Ships have been detected from OBSs at distances up to 100 km and have been tracked by isolated 4- component OBSs (Trabattoni et al., 2020). We will further explore the use of ship noise for sub- seafloor imaging, as proposed by Trabattoni (2021). Noise pollution levels in the Indian Ocean were studied by the French Naval Hydrographic and Oceanographic Service (SHOM) using data from the RHUM-RUM experiment (Kinda et al., 2018). We will extend this collaboration to other ocean basins.

Ice-induced signals are clearly recorded at large distances by hydrophones moored in the SOFAR channel (e.g., Royer et al., 2015) and as T-waves on terrestrial island stations (Talandier et al., 2002). They are probably recorded by OBSs at large distances but this is poorly documented. We propose to combine cryoseismic signal analysis at distant OBSs with near-field data from a rare OBS deployment in Antarctic coastal areas( IPEV-funded SEIS-ADELICE project, PI G. Barruol).
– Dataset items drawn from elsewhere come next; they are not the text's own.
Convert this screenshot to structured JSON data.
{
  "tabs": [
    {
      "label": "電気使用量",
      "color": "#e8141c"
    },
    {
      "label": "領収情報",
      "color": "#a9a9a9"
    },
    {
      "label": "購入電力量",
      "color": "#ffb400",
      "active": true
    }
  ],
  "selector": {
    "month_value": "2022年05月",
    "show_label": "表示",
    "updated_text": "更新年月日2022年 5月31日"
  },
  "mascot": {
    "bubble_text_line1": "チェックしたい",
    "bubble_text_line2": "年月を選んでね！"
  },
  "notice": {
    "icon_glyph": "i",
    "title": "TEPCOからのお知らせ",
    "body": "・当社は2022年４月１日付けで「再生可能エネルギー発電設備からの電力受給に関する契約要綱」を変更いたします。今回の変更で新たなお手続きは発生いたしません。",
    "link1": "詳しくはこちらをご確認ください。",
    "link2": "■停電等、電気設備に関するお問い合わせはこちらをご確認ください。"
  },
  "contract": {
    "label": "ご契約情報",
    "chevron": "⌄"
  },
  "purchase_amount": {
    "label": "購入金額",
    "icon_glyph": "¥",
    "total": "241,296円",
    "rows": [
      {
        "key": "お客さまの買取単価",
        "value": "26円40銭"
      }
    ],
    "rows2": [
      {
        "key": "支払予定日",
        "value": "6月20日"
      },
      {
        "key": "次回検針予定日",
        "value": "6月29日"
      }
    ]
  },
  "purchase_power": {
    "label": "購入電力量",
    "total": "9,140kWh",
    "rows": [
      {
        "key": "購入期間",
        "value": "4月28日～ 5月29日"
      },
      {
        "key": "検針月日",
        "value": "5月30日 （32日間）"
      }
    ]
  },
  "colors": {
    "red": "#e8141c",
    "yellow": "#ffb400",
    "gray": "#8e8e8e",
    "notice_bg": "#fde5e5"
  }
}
This deployment in front of the floating tongue of the Astrolabe glacier will record signals from glacier crevassing and gliding, tide and swell, icebergs and sea-ice dynamics and from the bio-acoustic landscape of this coastal area, providing a near field baseline for what is recorded in the far field.

Methodology and risk management

The project is divided into 5 Work Packages (WPs). WP1 coordinates and manages the project, WP2 handles common data and signals between the primary scientific packages, and WPs 3, 4 and 5 are the primary scientific packages. Most of the data are publicly available on FDSN-compatible data centers and we are active collaborators on the others: the “embargoed” datasets will become publicly available after the embargo period.